"Paul and Silvanus and Timothy, To the church of the Thessalonians in God the Father and the Lord Jesus Christ: Grace to you and peace. We give thanks to God always for all of you, making mention of you in our prayers; constantly bearing in mind your work of faith and labor of love and steadfastness of hope in our Lord Jesus Christ in the presence of our God and Father, knowing, brethren beloved by God, His choice of you; for our gospel did not come to you in word only, but also in power and in the Holy Spirit and with full conviction; just as you know what kind of men we proved to be among you for your sake." (1 Thessalonians 1:1-5)The first letter to the Thessalonian church is believed to be the earliest letter of Paul that has survived to our day. Paul had previously visited Thessalonica with the Gospel and, amidst some opposition, saw a church of God become established there. Later, concerned for their state, he sent Timothy to check up on them and to see how they had fared. Heartened by Timothy's report, he writes to them telling them he hopes to visit them soon but, in case he delays, gives them some instruction pertaining to their new life in Christ. Paul commends them for the faith, hope, and love.
He commends them for their work of faith. This Greek word implies an actual act. Faith should compel us to a response and to a pursuit of good works. Good words are not enough as John reminds us to not, "love with word or with tongue, but in deed and truth." (1 John 3:18) Similarly, James tells us that, "faith without works is dead." (James 2:26) Faith that does not move us to action is dead faith. Put another way, to hold the faith of God in our hearts without producing in our lives the good works of that faith is a form of self deception; believing we have something which we do not in truth possess. The Thessalonians were not like this, their faith produced the good works in them and these works were evident to all who knew them.
Paul further commends them for their labor of love. This Greek word implies a straining at labors, even to the point of pains. Sometimes Christian charity is not convenient and the needs of others can often conflict with our own self-interests, but Christ is our model of labor who set aside His own interests that He might bring salvation to all. "Have this attitude in yourselves which was also in Christ Jesus, who, although He existed in the form of God, did not regard equality with God a thing to be grasped, but emptied Himself, taking the form of a bond-servant, and being made in the likeness of men. Being found in appearance as a man, He humbled Himself by becoming obedient to the point of death, even death on a cross." (Philippians 2:5-8) The price of our freedom was not cheap but Jesus paid the ultimate pain in His labor to set us free, even the pain of a Roman crucifiction and separation from the Father as He hung on the cross. What made Him able to endure the pain was His love for us; His life was a labor of love. In the same way the Thessalonians labored in charity and good works towards others out of the love of Christ which embodied them.

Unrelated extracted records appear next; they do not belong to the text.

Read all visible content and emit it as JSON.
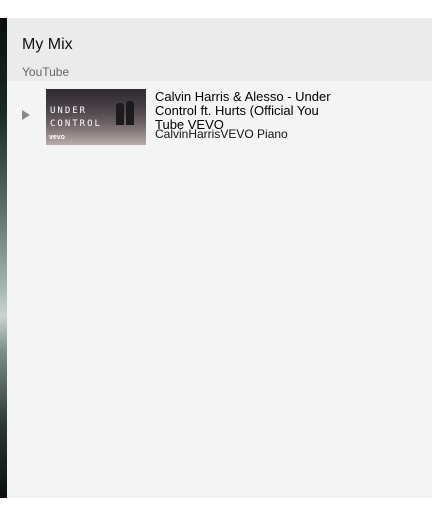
{
  "mix": {
    "title": "My Mix",
    "source": "YouTube"
  },
  "playlist": {
    "items": [
      {
        "title_line_1": "Calvin Harris & Alesso - Under",
        "title_line_2": "Control ft. Hurts (Official You",
        "title_line_3": "Tube VEVO",
        "channel": "CalvinHarrisVEVO Piano",
        "thumbnail_text_1": "UNDER",
        "thumbnail_text_2": "CONTROL",
        "thumbnail_brand": "vevo",
        "now_playing_icon": "play-indicator-icon"
      }
    ]
  }
}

Finally, Paul commends them for their steadfastness of hope. This Greek word implies patience and a cheerful waiting for what has been promised and hoped for. God is not a vending machine where we put in our money and get out what we want. Sometimes the promises of God take time. The writer of Hebrews says that, in order to receive the promises of God, faith is not always enough, sometimes we need patience too. "[Be] imitators of those who through faith and patience inherit the promises." (Hebrews 6:12) What God has promised He will do, but He will do it in His time not ours. Like the Thessalonians we too need patience to endure long enough to see the promises of God come to light.
Faith, Hope, and Love: the three eternal pillars of our Christian life!